The word that epitomizes 2022 is "resilience." Amidst ongoing global challenges, it's the human spirit's tenacity that shines through. We've adapted, overcome, and found strength in adversity. This resilience defines the year's narrative, reflecting our collective journey. How has resilience manifested in your life? Join the conversation and share your story of perseverance.
Margaret Lipman
Margaret Lipman
Margaret Lipman
Margaret Lipman

2022 is rapidly drawing to a close, and with the end of the year comes a flurry of “Best of” and “Top 10” lists. Oxford Dictionaries’ “Word of the Year” is often one of the more interesting year-end pronouncements, and this year’s word (or, more accurately, phrase) is certainly no exception.

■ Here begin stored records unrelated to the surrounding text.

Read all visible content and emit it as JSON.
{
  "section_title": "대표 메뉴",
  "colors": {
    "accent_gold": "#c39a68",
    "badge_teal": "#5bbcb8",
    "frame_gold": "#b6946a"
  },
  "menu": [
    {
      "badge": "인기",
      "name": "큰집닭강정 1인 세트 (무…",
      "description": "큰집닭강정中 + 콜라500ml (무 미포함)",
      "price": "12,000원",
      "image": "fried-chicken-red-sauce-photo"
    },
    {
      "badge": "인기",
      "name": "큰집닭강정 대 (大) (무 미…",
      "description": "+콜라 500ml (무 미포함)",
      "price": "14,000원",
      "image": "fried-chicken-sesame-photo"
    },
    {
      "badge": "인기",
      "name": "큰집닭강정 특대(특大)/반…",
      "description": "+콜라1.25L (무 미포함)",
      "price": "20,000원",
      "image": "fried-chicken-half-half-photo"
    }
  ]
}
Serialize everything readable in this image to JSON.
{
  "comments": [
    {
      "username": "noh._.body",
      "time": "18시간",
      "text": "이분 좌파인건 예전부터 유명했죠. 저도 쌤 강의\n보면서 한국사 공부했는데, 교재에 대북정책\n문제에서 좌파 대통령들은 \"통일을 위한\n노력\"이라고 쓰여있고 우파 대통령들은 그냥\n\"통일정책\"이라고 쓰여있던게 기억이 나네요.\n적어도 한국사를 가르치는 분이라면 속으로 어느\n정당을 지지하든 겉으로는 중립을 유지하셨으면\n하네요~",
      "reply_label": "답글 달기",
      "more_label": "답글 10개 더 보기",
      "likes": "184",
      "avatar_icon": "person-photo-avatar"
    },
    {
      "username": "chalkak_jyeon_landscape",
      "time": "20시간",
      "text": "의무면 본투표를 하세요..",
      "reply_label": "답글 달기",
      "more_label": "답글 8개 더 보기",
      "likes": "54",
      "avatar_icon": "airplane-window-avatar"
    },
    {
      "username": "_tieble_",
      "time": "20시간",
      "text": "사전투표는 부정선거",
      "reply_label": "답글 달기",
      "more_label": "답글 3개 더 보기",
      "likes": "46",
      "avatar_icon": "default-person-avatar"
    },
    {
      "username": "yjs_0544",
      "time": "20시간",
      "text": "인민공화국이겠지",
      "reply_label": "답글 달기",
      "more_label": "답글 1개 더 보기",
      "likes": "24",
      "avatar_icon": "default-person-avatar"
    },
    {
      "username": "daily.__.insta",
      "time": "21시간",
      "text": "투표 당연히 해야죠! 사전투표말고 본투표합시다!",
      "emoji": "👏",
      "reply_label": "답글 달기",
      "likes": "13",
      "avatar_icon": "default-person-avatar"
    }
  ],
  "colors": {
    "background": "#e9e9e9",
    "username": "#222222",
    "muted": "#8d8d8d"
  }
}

For the first time, Oxford Dictionaries left the decision-making process up to the public. Site visitors voted for the word that best epitomizes the "ethos, mood or preoccupations" of 2022, and they overwhelmingly chose “goblin mode.” It may seem a bit of a strange choice if you’re unfamiliar with the term, but nearly 319,000 people (around 93% of voters) thought it summed up the past 12 months better than anything else.

Woman holding a book
Woman holding a book

Oxford Languages defines “goblin mode” as “a type of behavior which is unapologetically self-indulgent, lazy, slovenly or greedy, typically in a way that rejects social norms or expectations.” You can use this slang term by saying "I'm in goblin mode," meaning that you're acting or dressing exactly how you want to, without caring about others' opinions. The term beat out “metaverse” and “#IStandWith” (more of a hashtag than a word) to win the title.

What's the word?

  • Oxford lexicographers chose this year's three contenders by analyzing language trends. Past "Words of the Year" have included vax (2021), climate emergency (2019), and selfie (2013).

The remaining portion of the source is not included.